My friend and T/S colleague Scott Bowen eschews A/C. God bless him, but there are days — no matter how hard I try — I cannot: my apartment is on the top floor with a flat roof that soaks up the sun and I face northwest. I work at home and, even when I close the curtains to shut out the heat and light, there are days I really feel I will faint or throw up while trying to perform intelligent paid work in an uncooled environment.

I don’t like AC: it’s noisy and claustrophobic and the electricity bills are insane. And, oh yeah, it stresses the power grid when we all crank it up.

How are you coping with this heat?

Have you changed your life in any way to accommodate it?

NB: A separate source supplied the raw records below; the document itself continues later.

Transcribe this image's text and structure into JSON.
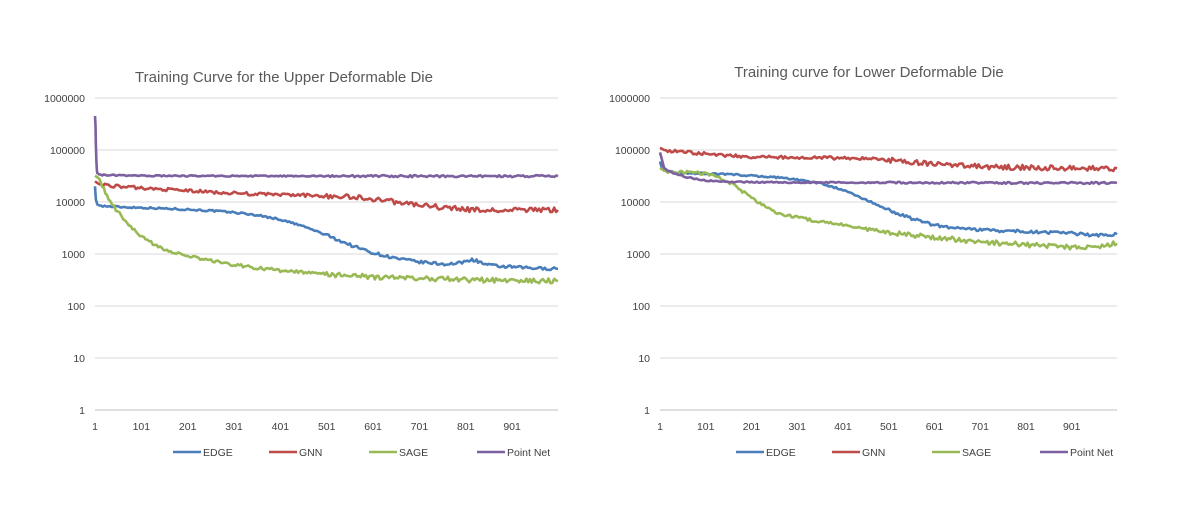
{
  "charts": [
    {
      "panel_id": "panel-upper",
      "chart_data": {
        "type": "line",
        "title": "Training Curve for the Upper Deformable Die",
        "xlabel": "",
        "ylabel": "",
        "y_scale": "log",
        "ylim": [
          1,
          1000000
        ],
        "y_ticks": [
          1,
          10,
          100,
          1000,
          10000,
          100000,
          1000000
        ],
        "y_tick_labels": [
          "1",
          "10",
          "100",
          "1000",
          "10000",
          "100000",
          "1000000"
        ],
        "xlim": [
          1,
          1000
        ],
        "x_ticks": [
          1,
          101,
          201,
          301,
          401,
          501,
          601,
          701,
          801,
          901
        ],
        "x_tick_labels": [
          "1",
          "101",
          "201",
          "301",
          "401",
          "501",
          "601",
          "701",
          "801",
          "901"
        ],
        "grid": "horizontal",
        "legend": "bottom",
        "series": [
          {
            "name": "EDGE",
            "color": "#4a7ebb",
            "x": [
              1,
              3,
              6,
              10,
              30,
              60,
              101,
              151,
              201,
              251,
              301,
              351,
              401,
              451,
              501,
              551,
              601,
              651,
              701,
              751,
              781,
              801,
              811,
              821,
              831,
              841,
              851,
              871,
              901,
              951,
              1000
            ],
            "y": [
              20000,
              11000,
              9000,
              8600,
              8200,
              8000,
              7800,
              7500,
              7200,
              6800,
              6300,
              5600,
              4600,
              3400,
              2300,
              1500,
              1050,
              820,
              700,
              640,
              650,
              720,
              780,
              760,
              700,
              640,
              610,
              580,
              560,
              530,
              520
            ]
          },
          {
            "name": "GNN",
            "color": "#be4b48",
            "x": [
              1,
              10,
              50,
              101,
              151,
              201,
              251,
              301,
              351,
              401,
              451,
              501,
              551,
              601,
              651,
              701,
              751,
              801,
              851,
              901,
              951,
              1000
            ],
            "y": [
              25000,
              22000,
              20000,
              18500,
              17500,
              16500,
              15500,
              14800,
              14200,
              13800,
              13500,
              13000,
              12500,
              11500,
              10000,
              8800,
              7800,
              7200,
              6800,
              7000,
              7100,
              7000
            ]
          },
          {
            "name": "SAGE",
            "color": "#98b954",
            "x": [
              1,
              10,
              20,
              30,
              50,
              70,
              90,
              110,
              130,
              160,
              201,
              251,
              301,
              351,
              401,
              451,
              501,
              551,
              601,
              651,
              701,
              751,
              801,
              851,
              901,
              951,
              1000
            ],
            "y": [
              32000,
              28000,
              18000,
              11000,
              6500,
              4000,
              2600,
              1900,
              1500,
              1150,
              900,
              750,
              620,
              540,
              480,
              440,
              410,
              380,
              360,
              350,
              340,
              330,
              320,
              315,
              310,
              305,
              300
            ]
          },
          {
            "name": "Point Net",
            "color": "#7d60a0",
            "x": [
              1,
              2,
              3,
              4,
              5,
              6,
              8,
              10,
              20,
              50,
              101,
              201,
              301,
              401,
              501,
              601,
              701,
              801,
              901,
              1000
            ],
            "y": [
              450000,
              300000,
              120000,
              60000,
              40000,
              36000,
              35000,
              34000,
              33000,
              32500,
              32000,
              31800,
              31600,
              31500,
              31500,
              31400,
              31400,
              31300,
              31300,
              31300
            ]
          }
        ]
      }
    },
    {
      "panel_id": "panel-lower",
      "chart_data": {
        "type": "line",
        "title": "Training curve for Lower Deformable Die",
        "xlabel": "",
        "ylabel": "",
        "y_scale": "log",
        "ylim": [
          1,
          1000000
        ],
        "y_ticks": [
          1,
          10,
          100,
          1000,
          10000,
          100000,
          1000000
        ],
        "y_tick_labels": [
          "1",
          "10",
          "100",
          "1000",
          "10000",
          "100000",
          "1000000"
        ],
        "xlim": [
          1,
          1000
        ],
        "x_ticks": [
          1,
          101,
          201,
          301,
          401,
          501,
          601,
          701,
          801,
          901
        ],
        "x_tick_labels": [
          "1",
          "101",
          "201",
          "301",
          "401",
          "501",
          "601",
          "701",
          "801",
          "901"
        ],
        "grid": "horizontal",
        "legend": "bottom",
        "series": [
          {
            "name": "EDGE",
            "color": "#4a7ebb",
            "x": [
              1,
              5,
              20,
              50,
              101,
              151,
              201,
              251,
              301,
              351,
              401,
              451,
              501,
              551,
              601,
              651,
              701,
              751,
              801,
              851,
              901,
              951,
              1000
            ],
            "y": [
              60000,
              45000,
              38000,
              36000,
              35000,
              34000,
              32000,
              30000,
              27000,
              23000,
              17000,
              11000,
              7000,
              4800,
              3600,
              3100,
              2900,
              2800,
              2700,
              2600,
              2500,
              2300,
              2400
            ]
          },
          {
            "name": "GNN",
            "color": "#be4b48",
            "x": [
              1,
              10,
              50,
              101,
              151,
              201,
              251,
              301,
              351,
              401,
              451,
              501,
              551,
              601,
              651,
              701,
              751,
              801,
              851,
              901,
              951,
              1000
            ],
            "y": [
              110000,
              100000,
              92000,
              85000,
              78000,
              74000,
              72000,
              71000,
              71000,
              70000,
              68000,
              64000,
              58000,
              53000,
              50000,
              48000,
              47000,
              46000,
              45500,
              45000,
              44500,
              44000
            ]
          },
          {
            "name": "SAGE",
            "color": "#98b954",
            "x": [
              1,
              10,
              30,
              60,
              101,
              131,
              161,
              201,
              231,
              261,
              301,
              351,
              401,
              451,
              501,
              551,
              601,
              651,
              701,
              751,
              801,
              851,
              901,
              951,
              1000
            ],
            "y": [
              45000,
              40000,
              38000,
              37000,
              35000,
              30000,
              22000,
              12000,
              8000,
              6000,
              5000,
              4200,
              3600,
              3000,
              2600,
              2300,
              2100,
              1900,
              1700,
              1600,
              1500,
              1400,
              1350,
              1350,
              1600
            ]
          },
          {
            "name": "Point Net",
            "color": "#7d60a0",
            "x": [
              1,
              10,
              30,
              60,
              101,
              151,
              201,
              301,
              401,
              501,
              601,
              701,
              801,
              901,
              1000
            ],
            "y": [
              90000,
              45000,
              35000,
              30000,
              26000,
              24500,
              24000,
              23800,
              23800,
              23600,
              23500,
              23400,
              23300,
              23200,
              23200
            ]
          }
        ]
      }
    }
  ]
}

7 thoughts on “This Is The Hottest Summer Ever — Now What?

  1. Ms. Kelly,

    What is fascinating to me is where are all of the Global Warming detractors who just a few months ago were suggesting the Global Climatic Change was all hooey because in parts of North America we just had one of the coldest and wettest winters (“Snowzilla”)? Now of course these people could not tell the difference between weather and climate but still, if they thought really cold weather in February proved that the climate was not changing, should not really hot weather in July prove that it is?

  2. annlindenmuth

    I hate to admit this but, I’m doing nothing to fight turning on the a/c in either my house or car as less than 10 years ago I didn’t even have a car with a/c.
    We are currently sodding the front yard (and part of the back) because the company that demolished our burned-down house also demolished the entire frontyard — including the sidewalk. I told everyone, including the sod guy, that when we finally got it in the rain would stop and it would be in the 90s for weeks on end. Guess what? I’ve got to keep my big mouth shut because it seems all too often that when I speak it, it happens. Unfortunately, I spent too much on the sod not to water it, so my water bill this summer is going to be astronomical. I really miss my zoysia!

  3. Todd Essig

    Coping? Well, I’m sitting in the shade or by a fan reading Eaarth: Making a life on a tough new planet by Bill McKibben. It’s a scary, sobering, horrifying read … hot summers just may be the least of our worries

  4. john

    It’s been very close to 100 degree here in Colorado and it’s most unpleasant in the land of never summer to say the least. The good news is that our Spring was long and mild, but the bad news is we’re seeing these dramatic spikes in temperature now. My feeling is that this indicative of climate change, and I’m sure scores of people have their own opinion. I’m not sure we can do anything about in the short term other than to be open to ideas that may mitigate our carbon output. In the meantime, it’s either under water at the pool, or underground in the basement until the heat passes. I concur with Scott Bowen, AC is an abomination, but I thank the maker when it is this hot.

  5. Caitlin Kelly

    I always think of Colorado as somewhere that must have cool breezes, but what do I know? I am lucky enough to live on the top floor, and very near a river so we generally enjoy temp’s about 10 degrees cooler than Manhattan. I generally avoid the city between June and September for that reason.

    It has been a year of apocalyptic weather — floods, earthquakes, tornadoes and this heat.